Horn in a car: How it works, problems, testing, diagram
Updated: October 25, 2019
The horn in a car is a safety device. If it doesn't work, the vehicle is deemed unsafe to drive. Problems with the horn in a car not working at all or sounding distorted are common. However, the electric circuit that controls the horn is fairly simple, and in most cases is easy to diagnose, see the generic electric horn circuit diagram:
Horn circuit diagram
1. Horn switch in the steering wheel.
2. Horn fuse.
3. Horn relay fuse.
4. Clock spring assembly.
5. Ground connections.
6. Body Control Module (BCM).
7. Horn relay.
8. Low and High Horns.
How do mechanics diagnose the horn that doesn't work?

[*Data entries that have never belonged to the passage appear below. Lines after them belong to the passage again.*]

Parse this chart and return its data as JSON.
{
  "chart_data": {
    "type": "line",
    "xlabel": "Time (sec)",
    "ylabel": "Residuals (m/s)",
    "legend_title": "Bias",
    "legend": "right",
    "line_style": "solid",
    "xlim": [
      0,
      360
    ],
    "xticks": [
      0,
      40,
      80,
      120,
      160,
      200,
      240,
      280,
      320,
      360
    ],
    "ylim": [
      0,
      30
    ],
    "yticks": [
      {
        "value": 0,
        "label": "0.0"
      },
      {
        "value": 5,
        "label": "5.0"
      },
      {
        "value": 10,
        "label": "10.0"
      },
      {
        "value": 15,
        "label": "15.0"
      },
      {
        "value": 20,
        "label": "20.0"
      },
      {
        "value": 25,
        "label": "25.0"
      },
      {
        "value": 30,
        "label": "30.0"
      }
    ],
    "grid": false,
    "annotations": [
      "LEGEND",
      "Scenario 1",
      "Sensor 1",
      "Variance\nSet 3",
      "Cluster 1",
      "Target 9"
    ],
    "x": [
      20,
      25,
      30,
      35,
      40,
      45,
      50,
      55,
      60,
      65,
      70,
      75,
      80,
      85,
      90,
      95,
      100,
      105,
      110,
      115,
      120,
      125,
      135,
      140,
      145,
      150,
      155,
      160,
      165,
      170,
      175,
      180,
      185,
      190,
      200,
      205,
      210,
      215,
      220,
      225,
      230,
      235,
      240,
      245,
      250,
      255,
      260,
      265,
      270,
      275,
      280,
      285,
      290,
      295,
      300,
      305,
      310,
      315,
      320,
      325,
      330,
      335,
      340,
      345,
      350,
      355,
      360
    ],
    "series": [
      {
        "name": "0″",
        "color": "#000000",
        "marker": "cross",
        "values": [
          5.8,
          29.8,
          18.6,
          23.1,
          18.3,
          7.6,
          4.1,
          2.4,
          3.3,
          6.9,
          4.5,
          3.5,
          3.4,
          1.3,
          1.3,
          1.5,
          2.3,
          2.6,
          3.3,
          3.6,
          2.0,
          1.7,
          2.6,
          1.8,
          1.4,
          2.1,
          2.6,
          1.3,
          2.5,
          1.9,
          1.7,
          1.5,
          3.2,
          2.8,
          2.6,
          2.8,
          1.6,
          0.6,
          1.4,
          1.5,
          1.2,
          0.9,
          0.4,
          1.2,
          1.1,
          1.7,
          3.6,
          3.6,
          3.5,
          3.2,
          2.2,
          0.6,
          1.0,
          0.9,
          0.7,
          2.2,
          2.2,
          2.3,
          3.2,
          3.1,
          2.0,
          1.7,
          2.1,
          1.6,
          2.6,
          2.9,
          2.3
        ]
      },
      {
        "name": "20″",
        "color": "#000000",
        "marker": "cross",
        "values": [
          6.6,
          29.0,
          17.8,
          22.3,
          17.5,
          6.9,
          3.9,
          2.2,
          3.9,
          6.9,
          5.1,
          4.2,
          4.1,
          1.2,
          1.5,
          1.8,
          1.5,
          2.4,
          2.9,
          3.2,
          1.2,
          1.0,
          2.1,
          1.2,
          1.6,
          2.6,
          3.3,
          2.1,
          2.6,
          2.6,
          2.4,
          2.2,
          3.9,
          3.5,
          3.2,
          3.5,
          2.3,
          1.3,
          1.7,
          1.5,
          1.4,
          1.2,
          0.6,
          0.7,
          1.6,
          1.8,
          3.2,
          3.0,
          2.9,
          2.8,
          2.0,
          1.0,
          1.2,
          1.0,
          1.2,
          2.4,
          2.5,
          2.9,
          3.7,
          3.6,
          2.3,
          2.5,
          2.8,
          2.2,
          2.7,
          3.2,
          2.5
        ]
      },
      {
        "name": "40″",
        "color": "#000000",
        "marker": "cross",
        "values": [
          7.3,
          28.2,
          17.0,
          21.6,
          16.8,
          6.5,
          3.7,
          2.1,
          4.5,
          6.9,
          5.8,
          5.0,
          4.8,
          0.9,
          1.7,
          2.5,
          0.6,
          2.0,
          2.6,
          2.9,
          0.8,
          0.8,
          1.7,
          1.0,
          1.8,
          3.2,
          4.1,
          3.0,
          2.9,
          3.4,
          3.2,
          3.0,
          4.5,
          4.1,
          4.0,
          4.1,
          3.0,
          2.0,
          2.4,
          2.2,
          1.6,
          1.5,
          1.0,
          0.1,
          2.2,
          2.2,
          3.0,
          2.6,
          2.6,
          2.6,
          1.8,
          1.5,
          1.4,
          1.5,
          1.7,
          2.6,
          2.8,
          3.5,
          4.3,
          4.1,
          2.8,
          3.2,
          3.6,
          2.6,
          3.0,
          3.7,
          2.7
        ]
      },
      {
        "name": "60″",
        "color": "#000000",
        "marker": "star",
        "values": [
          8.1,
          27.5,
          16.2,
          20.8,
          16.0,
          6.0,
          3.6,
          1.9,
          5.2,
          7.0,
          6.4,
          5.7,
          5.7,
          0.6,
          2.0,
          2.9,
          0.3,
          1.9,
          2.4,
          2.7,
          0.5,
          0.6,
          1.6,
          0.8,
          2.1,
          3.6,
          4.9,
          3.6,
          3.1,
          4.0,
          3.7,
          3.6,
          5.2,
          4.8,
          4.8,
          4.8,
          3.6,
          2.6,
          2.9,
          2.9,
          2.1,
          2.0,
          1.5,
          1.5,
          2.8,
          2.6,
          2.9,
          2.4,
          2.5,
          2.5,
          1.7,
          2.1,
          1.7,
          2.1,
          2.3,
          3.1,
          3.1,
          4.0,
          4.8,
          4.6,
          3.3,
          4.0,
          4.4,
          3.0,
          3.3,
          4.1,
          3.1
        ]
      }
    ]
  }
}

The first easy step is to check whether the horn relay clicks when pressing the horn. The horn relay is located in one of the fuse boxes, typically the one under the hood. You can identify the horn relay by looking at the diagram on the inside of the fuse box cover or the diagram in the owner's manual.
If the relay clicks (you can hear audible clicking), it means that the problem is downstream from the horn relay (see the diagram).
We created this generic diagram to illustrate; you need to check the diagram for your particular vehicle, which might be different. If you cannot find the diagram for your car on the internet, we posted a list of websites that offer paid access to service manuals of different cars at the bottom of this article.
The next step is to check the voltage at the horn when pressing the horn on the steering wheel.
While pressing the horn inside the car, we measured the voltage between the horn connector and the ground. As you can see it's 12.58 Volts, so there is power, but the horn is quiet. It means the horn is bad.
Testing the voltage at the horn connector while pressing the horn.
Mechanics often use a different method to check for 12 Volt power: The 12 Volt bulb is connected instead of the horn. Press the horn and see if it lights up. This method is helpful when you don't have an assistant. As you can see, the bulb lights up when pressing the horn, but the horn was quiet, which means it's the horn that is bad. Of course, the horn wire connector must be checked for damage or corrosion, which is quite common. If the horn relay clicks but there is no voltage at the horn connector, the wiring between the relay and the horn must be checked for continuity.
The new horn resistance shows 1 Ohm.
Another way to check the horn is to measure its resistance. Normally the resistance should be low, within a few Ohms. This is the same horn from the tests above. As you can see, the resistance shows O.L or open loop, in other words, the horn has no continuity.
The horn resistance shows O.L or open loop.
We tested the resistance of the new horn and it shows 1 Ohm, as you can see.
The new horn resistance shows 1 Ohm.
Now, in this car, the horn relay was clicking when pressing the horn and we confirmed that it was a bad horn. Often the horn goes bad gradually: first it starts sounding distorted and later it stops working completely. Many cars have two horns, one Low and one High, but testing and symptoms are the same.
What if the horn relay doesn't click when pressing the horn? This means the problem is upstream from the horn relay, again, check the diagram. The next step in this case is to check the fuse for the horn. Read also: How to check fuses
If the fuses are OK, the clock spring, horn switch and the wiring should be tested. which is a bit more difficult and should be done in accordance with the testing procedure and the wiring diagram for your vehicle.
From our experience the next common part that can cause the horn not to work is the part called "clock spring", which is a spiral cable in the steering column. One of the symptoms of a possibly bad clock spring is when the airbag light came ON at the same time the horn stopped working. Often, other switches (e.g. cruise control) located on the steering wheel may not work too. Read more about the clock spring
New car horn.
In most cars the horns are easy to replace. They are often located behind the grille or behind the front bumper in front of one of the wheels. We recommend using OEM horns or aftermarket horns that are designed to fit your car without altering the wiring. Your auto repair shop may charge 0.3-0.8 hours to replace the horns (not including diagnostics) plus the part, which is usually within $100.
If you want to replace the horn yourself, YouTube has plenty of how-to videos; search for your vehicle's year, make, and model.